The employer’s solution kit for remote-worker challenges Part 6: Optimising productivity

One of the many consequences of the shift towards remote working is, of necessity, a revolution in the way that corporates look at individual productivity. Productivity has always been hard to peg down and, even more so, to ramp up, but its remote management poses new challenges. It also opens up new possibilities, though.

How not to do it

Using tech to measure an employee’s productivity in an attempt to maintain or increase their output from home is doomed for failure. Not only is virtual micromanagement impractical and cumbersome – it will also harm employee trust.

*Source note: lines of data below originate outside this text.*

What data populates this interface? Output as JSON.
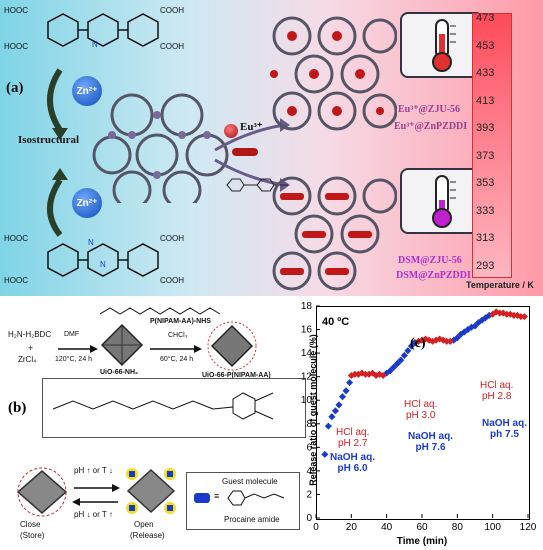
{
  "panel_a": {
    "label": "(a)",
    "zn_label": "Zn²⁺",
    "isostructural": "Isostructural",
    "eu_label": "Eu³⁺",
    "sensor_top_1": "Eu³⁺@ZJU-56",
    "sensor_top_2": "Eu³⁺@ZnPZDDI",
    "sensor_bottom_1": "DSM@ZJU-56",
    "sensor_bottom_2": "DSM@ZnPZDDI",
    "temp_axis_label": "Temperature / K",
    "temp_ticks": [
      "473",
      "453",
      "433",
      "413",
      "393",
      "373",
      "353",
      "333",
      "313",
      "293"
    ],
    "ligand_top_labels": [
      "HOOC",
      "COOH",
      "HOOC",
      "COOH",
      "N"
    ],
    "ligand_bottom_labels": [
      "HOOC",
      "COOH",
      "HOOC",
      "COOH",
      "N",
      "N"
    ]
  },
  "panel_b": {
    "label": "(b)",
    "reagent_1": "H₂N-H₂BDC",
    "plus": "+",
    "reagent_2": "ZrCl₄",
    "step1_top": "DMF",
    "step1_bottom": "120°C, 24 h",
    "mof1": "UiO-66-NH₂",
    "nhs_label": "P(NIPAM-AA)-NHS",
    "step2_top": "CHCl₃",
    "step2_bottom": "60°C, 24 h",
    "mof2": "UiO-66-P(NIPAM-AA)",
    "arrow_top": "pH ↑ or T ↓",
    "arrow_bottom": "pH ↓ or T ↑",
    "close_label": "Close",
    "close_sub": "(Store)",
    "open_label": "Open",
    "open_sub": "(Release)",
    "legend_guest": "Guest molecule",
    "legend_equiv": "≡",
    "legend_drug": "Procaine amide"
  },
  "panel_c": {
    "label": "(c)",
    "temperature": "40 ºC",
    "annotations": [
      {
        "l1": "HCl aq.",
        "l2": "pH 2.7",
        "color": "#d42020"
      },
      {
        "l1": "NaOH aq.",
        "l2": "pH 6.0",
        "color": "#1a3acc"
      },
      {
        "l1": "HCl aq.",
        "l2": "pH 3.0",
        "color": "#d42020"
      },
      {
        "l1": "NaOH aq.",
        "l2": "pH 7.6",
        "color": "#1a3acc"
      },
      {
        "l1": "HCl aq.",
        "l2": "pH 2.8",
        "color": "#d42020"
      },
      {
        "l1": "NaOH aq.",
        "l2": "ph 7.5",
        "color": "#1a3acc"
      }
    ]
  },
  "chart_data": {
    "type": "scatter",
    "title": "",
    "xlabel": "Time (min)",
    "ylabel": "Release ratio of guest molecule (%)",
    "xlim": [
      0,
      120
    ],
    "ylim": [
      0,
      18
    ],
    "xticks": [
      0,
      20,
      40,
      60,
      80,
      100,
      120
    ],
    "yticks": [
      0,
      2,
      4,
      6,
      8,
      10,
      12,
      14,
      16,
      18
    ],
    "series": [
      {
        "color": "#1a3acc",
        "x": [
          5,
          7,
          9,
          11,
          13,
          15,
          17,
          19,
          40,
          42,
          44,
          46,
          48,
          50,
          52,
          54,
          56,
          78,
          80,
          82,
          84,
          86,
          88,
          90,
          92,
          94,
          96,
          98
        ],
        "y": [
          5.4,
          7.8,
          8.6,
          9.1,
          9.6,
          10.3,
          10.8,
          11.5,
          12.3,
          12.5,
          12.8,
          13.1,
          13.4,
          13.8,
          14.2,
          14.6,
          14.9,
          15.1,
          15.3,
          15.6,
          15.8,
          16.0,
          16.2,
          16.3,
          16.6,
          16.8,
          17.0,
          17.2
        ]
      },
      {
        "color": "#d42020",
        "x": [
          20,
          22,
          24,
          26,
          28,
          30,
          32,
          34,
          36,
          38,
          58,
          60,
          62,
          64,
          66,
          68,
          70,
          72,
          74,
          76,
          100,
          102,
          104,
          106,
          108,
          110,
          112,
          114,
          116,
          118
        ],
        "y": [
          12.1,
          12.2,
          12.2,
          12.3,
          12.2,
          12.2,
          12.3,
          12.1,
          12.2,
          12.1,
          15.0,
          15.1,
          15.2,
          15.1,
          15.0,
          15.1,
          15.2,
          15.1,
          15.0,
          15.0,
          17.3,
          17.5,
          17.4,
          17.4,
          17.3,
          17.3,
          17.2,
          17.2,
          17.1,
          17.1
        ]
      }
    ]
  }
}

While there are many benefits for employees in working from home, they also find themselves having to deal with new challenges. If constantly confronted with numbers showing up negatives, this will result in a negative culture overall. If, on the other hand, they are encouraged to be transparent and communicate, with the focus on deliverables rather than on hours, it will make for cooperation and buy-in.

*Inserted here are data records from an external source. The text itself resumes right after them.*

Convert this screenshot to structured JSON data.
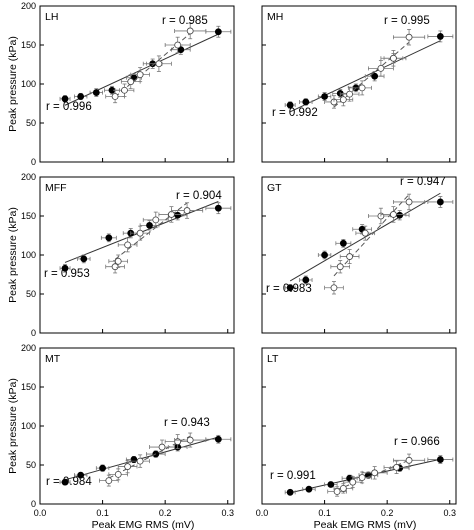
{
  "axes": {
    "xlabel": "Peak EMG RMS (mV)",
    "ylabel": "Peak pressure (kPa)",
    "xticks": [
      "0.0",
      "0.1",
      "0.2",
      "0.3"
    ],
    "yticks": [
      "0",
      "50",
      "100",
      "150",
      "200"
    ]
  },
  "chart_data": [
    {
      "type": "scatter",
      "label": "LH",
      "xlim": [
        0,
        0.31
      ],
      "ylim": [
        0,
        200
      ],
      "series": [
        {
          "marker": "filled",
          "line": "solid",
          "r": "r = 0.996",
          "x": [
            0.04,
            0.065,
            0.09,
            0.115,
            0.15,
            0.18,
            0.225,
            0.285
          ],
          "y": [
            81,
            84,
            89,
            92,
            108,
            126,
            144,
            167
          ],
          "xerr": [
            0.008,
            0.01,
            0.01,
            0.012,
            0.012,
            0.015,
            0.015,
            0.02
          ],
          "yerr": [
            4,
            4,
            5,
            5,
            5,
            6,
            6,
            7
          ]
        },
        {
          "marker": "open",
          "line": "dashed",
          "r": "r = 0.985",
          "x": [
            0.12,
            0.135,
            0.145,
            0.16,
            0.19,
            0.22,
            0.24
          ],
          "y": [
            84,
            92,
            103,
            112,
            126,
            150,
            168
          ],
          "xerr": [
            0.015,
            0.015,
            0.015,
            0.015,
            0.02,
            0.02,
            0.025
          ],
          "yerr": [
            8,
            8,
            9,
            9,
            10,
            10,
            10
          ]
        }
      ]
    },
    {
      "type": "scatter",
      "label": "MH",
      "xlim": [
        0,
        0.31
      ],
      "ylim": [
        0,
        200
      ],
      "series": [
        {
          "marker": "filled",
          "line": "solid",
          "r": "r = 0.992",
          "x": [
            0.045,
            0.07,
            0.1,
            0.125,
            0.15,
            0.18,
            0.21,
            0.285
          ],
          "y": [
            73,
            77,
            84,
            88,
            95,
            110,
            133,
            161
          ],
          "xerr": [
            0.008,
            0.01,
            0.01,
            0.012,
            0.012,
            0.015,
            0.015,
            0.02
          ],
          "yerr": [
            4,
            4,
            5,
            5,
            5,
            6,
            6,
            7
          ]
        },
        {
          "marker": "open",
          "line": "dashed",
          "r": "r = 0.995",
          "x": [
            0.115,
            0.13,
            0.14,
            0.16,
            0.19,
            0.21,
            0.235
          ],
          "y": [
            77,
            80,
            87,
            95,
            120,
            133,
            160
          ],
          "xerr": [
            0.015,
            0.015,
            0.015,
            0.015,
            0.02,
            0.02,
            0.025
          ],
          "yerr": [
            8,
            8,
            9,
            9,
            10,
            10,
            10
          ]
        }
      ]
    },
    {
      "type": "scatter",
      "label": "MFF",
      "xlim": [
        0,
        0.31
      ],
      "ylim": [
        0,
        200
      ],
      "series": [
        {
          "marker": "filled",
          "line": "solid",
          "r": "r = 0.953",
          "x": [
            0.04,
            0.07,
            0.11,
            0.145,
            0.175,
            0.22,
            0.285
          ],
          "y": [
            83,
            95,
            122,
            128,
            138,
            151,
            160
          ],
          "xerr": [
            0.008,
            0.01,
            0.012,
            0.012,
            0.015,
            0.015,
            0.02
          ],
          "yerr": [
            5,
            5,
            5,
            6,
            6,
            6,
            7
          ]
        },
        {
          "marker": "open",
          "line": "dashed",
          "r": "r = 0.904",
          "x": [
            0.12,
            0.125,
            0.14,
            0.16,
            0.185,
            0.21,
            0.235
          ],
          "y": [
            85,
            92,
            113,
            128,
            145,
            152,
            157
          ],
          "xerr": [
            0.015,
            0.015,
            0.015,
            0.015,
            0.02,
            0.02,
            0.025
          ],
          "yerr": [
            8,
            8,
            9,
            9,
            10,
            10,
            10
          ]
        }
      ]
    },
    {
      "type": "scatter",
      "label": "GT",
      "xlim": [
        0,
        0.31
      ],
      "ylim": [
        0,
        200
      ],
      "series": [
        {
          "marker": "filled",
          "line": "solid",
          "r": "r = 0.983",
          "x": [
            0.045,
            0.07,
            0.1,
            0.13,
            0.16,
            0.22,
            0.285
          ],
          "y": [
            58,
            68,
            100,
            115,
            133,
            151,
            168
          ],
          "xerr": [
            0.008,
            0.01,
            0.01,
            0.012,
            0.015,
            0.015,
            0.02
          ],
          "yerr": [
            4,
            5,
            5,
            5,
            6,
            6,
            7
          ]
        },
        {
          "marker": "open",
          "line": "dashed",
          "r": "r = 0.947",
          "x": [
            0.115,
            0.125,
            0.14,
            0.165,
            0.19,
            0.21,
            0.235
          ],
          "y": [
            58,
            85,
            98,
            128,
            150,
            152,
            168
          ],
          "xerr": [
            0.015,
            0.015,
            0.015,
            0.015,
            0.02,
            0.02,
            0.025
          ],
          "yerr": [
            8,
            8,
            9,
            9,
            10,
            10,
            10
          ]
        }
      ]
    },
    {
      "type": "scatter",
      "label": "MT",
      "xlim": [
        0,
        0.31
      ],
      "ylim": [
        0,
        200
      ],
      "series": [
        {
          "marker": "filled",
          "line": "solid",
          "r": "r = 0.984",
          "x": [
            0.04,
            0.065,
            0.1,
            0.15,
            0.185,
            0.22,
            0.285
          ],
          "y": [
            28,
            37,
            46,
            57,
            64,
            73,
            83
          ],
          "xerr": [
            0.008,
            0.01,
            0.01,
            0.012,
            0.015,
            0.015,
            0.02
          ],
          "yerr": [
            3,
            3,
            4,
            4,
            4,
            5,
            5
          ]
        },
        {
          "marker": "open",
          "line": "dashed",
          "r": "r = 0.943",
          "x": [
            0.11,
            0.125,
            0.14,
            0.16,
            0.195,
            0.22,
            0.24
          ],
          "y": [
            30,
            38,
            48,
            55,
            73,
            80,
            82
          ],
          "xerr": [
            0.015,
            0.015,
            0.015,
            0.015,
            0.02,
            0.02,
            0.025
          ],
          "yerr": [
            7,
            7,
            8,
            8,
            9,
            9,
            9
          ]
        }
      ]
    },
    {
      "type": "scatter",
      "label": "LT",
      "xlim": [
        0,
        0.31
      ],
      "ylim": [
        0,
        200
      ],
      "series": [
        {
          "marker": "filled",
          "line": "solid",
          "r": "r = 0.991",
          "x": [
            0.045,
            0.075,
            0.11,
            0.14,
            0.17,
            0.22,
            0.285
          ],
          "y": [
            15,
            19,
            25,
            33,
            37,
            46,
            57
          ],
          "xerr": [
            0.008,
            0.01,
            0.01,
            0.012,
            0.015,
            0.015,
            0.02
          ],
          "yerr": [
            3,
            3,
            3,
            4,
            4,
            4,
            5
          ]
        },
        {
          "marker": "open",
          "line": "dashed",
          "r": "r = 0.966",
          "x": [
            0.12,
            0.13,
            0.145,
            0.16,
            0.18,
            0.215,
            0.235
          ],
          "y": [
            16,
            20,
            28,
            34,
            40,
            47,
            56
          ],
          "xerr": [
            0.015,
            0.015,
            0.015,
            0.015,
            0.02,
            0.02,
            0.025
          ],
          "yerr": [
            6,
            6,
            7,
            7,
            8,
            8,
            8
          ]
        }
      ]
    }
  ]
}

Positive strategies for boosting productivity

Companies reporting increased productivity among remote workers share certain approaches.

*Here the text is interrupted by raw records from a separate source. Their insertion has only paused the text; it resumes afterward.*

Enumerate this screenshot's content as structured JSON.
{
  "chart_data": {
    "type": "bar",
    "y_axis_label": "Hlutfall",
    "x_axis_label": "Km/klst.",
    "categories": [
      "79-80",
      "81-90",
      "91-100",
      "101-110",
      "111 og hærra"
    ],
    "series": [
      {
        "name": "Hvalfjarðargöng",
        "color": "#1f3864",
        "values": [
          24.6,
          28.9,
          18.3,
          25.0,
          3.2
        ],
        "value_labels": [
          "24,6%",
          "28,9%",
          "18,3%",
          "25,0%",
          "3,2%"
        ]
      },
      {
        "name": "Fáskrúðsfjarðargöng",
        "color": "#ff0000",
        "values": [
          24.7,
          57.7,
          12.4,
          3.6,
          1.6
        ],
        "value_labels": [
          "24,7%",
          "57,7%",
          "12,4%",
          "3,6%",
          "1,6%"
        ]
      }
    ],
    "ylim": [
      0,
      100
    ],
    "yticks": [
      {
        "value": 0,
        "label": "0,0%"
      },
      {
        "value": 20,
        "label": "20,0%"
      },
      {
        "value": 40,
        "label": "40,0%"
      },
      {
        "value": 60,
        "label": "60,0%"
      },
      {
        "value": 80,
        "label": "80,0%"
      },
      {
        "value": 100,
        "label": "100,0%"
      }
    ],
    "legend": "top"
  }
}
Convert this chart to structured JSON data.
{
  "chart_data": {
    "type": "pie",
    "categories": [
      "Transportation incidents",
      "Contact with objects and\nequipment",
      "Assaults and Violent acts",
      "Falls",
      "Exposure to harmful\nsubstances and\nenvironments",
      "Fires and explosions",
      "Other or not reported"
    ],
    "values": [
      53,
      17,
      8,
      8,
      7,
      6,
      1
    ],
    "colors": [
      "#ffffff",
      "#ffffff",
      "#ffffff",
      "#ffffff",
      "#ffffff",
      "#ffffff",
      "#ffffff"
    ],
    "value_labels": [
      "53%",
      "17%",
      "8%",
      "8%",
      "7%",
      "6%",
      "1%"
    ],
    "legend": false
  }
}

  • A positive organisational atmosphere, underscored by company culture, is bound to reflect in a positive, can-do atmosphere in employees’ home offices.
  • With employees being immersed around the clock in their family settings, the traditional family values of love and caring tend to be transferred to the work setting as well – they want to be seen as ‘whole people’ whose wellbeing is genuinely important to the organisation. In the face of physical disconnection, increased emotional connection translates into greater loyalty and, hence, greater productivity.
  • A feeling of camaraderie tends to make people want to give their best. This can be enhanced by emphasising shared values and creating a powerful mission.
  • Strong leadership, especially during times of hardship, is a great driver of productivity. Employees demand a top structure who can show the way, make decisions and support them. Trust in leadership yields more positive results than any form of coercion. This is especially true when employees work away from the office environment and have to rely on online communication.
  • On a more practical level, it is important to provide employees with the right tools, such as online document sharing rather than relying on email communication. This will ensure better version and ownership control. Consolidate workflows and procedures to streamline tasks and reduce software and IT maintenance. Collaborative tools such as Google Drive, Zoom or MS Teams will pull together a team and help with the organisation of content.
  • A social intranet allows team members to discuss work and collaborate in real time, enhancing their contributions and cutting down on time wastage. Just make sure it is well organised and everything is easy to find.
  • Shared calendars make for more productive use of time.


Remote working, if managed correctly, can boost productivity and, so, profitability. It will not happen by itself, though, based on traditional office-bound practices – its success will depend on how well the organisation applies productivity-boosting strategies.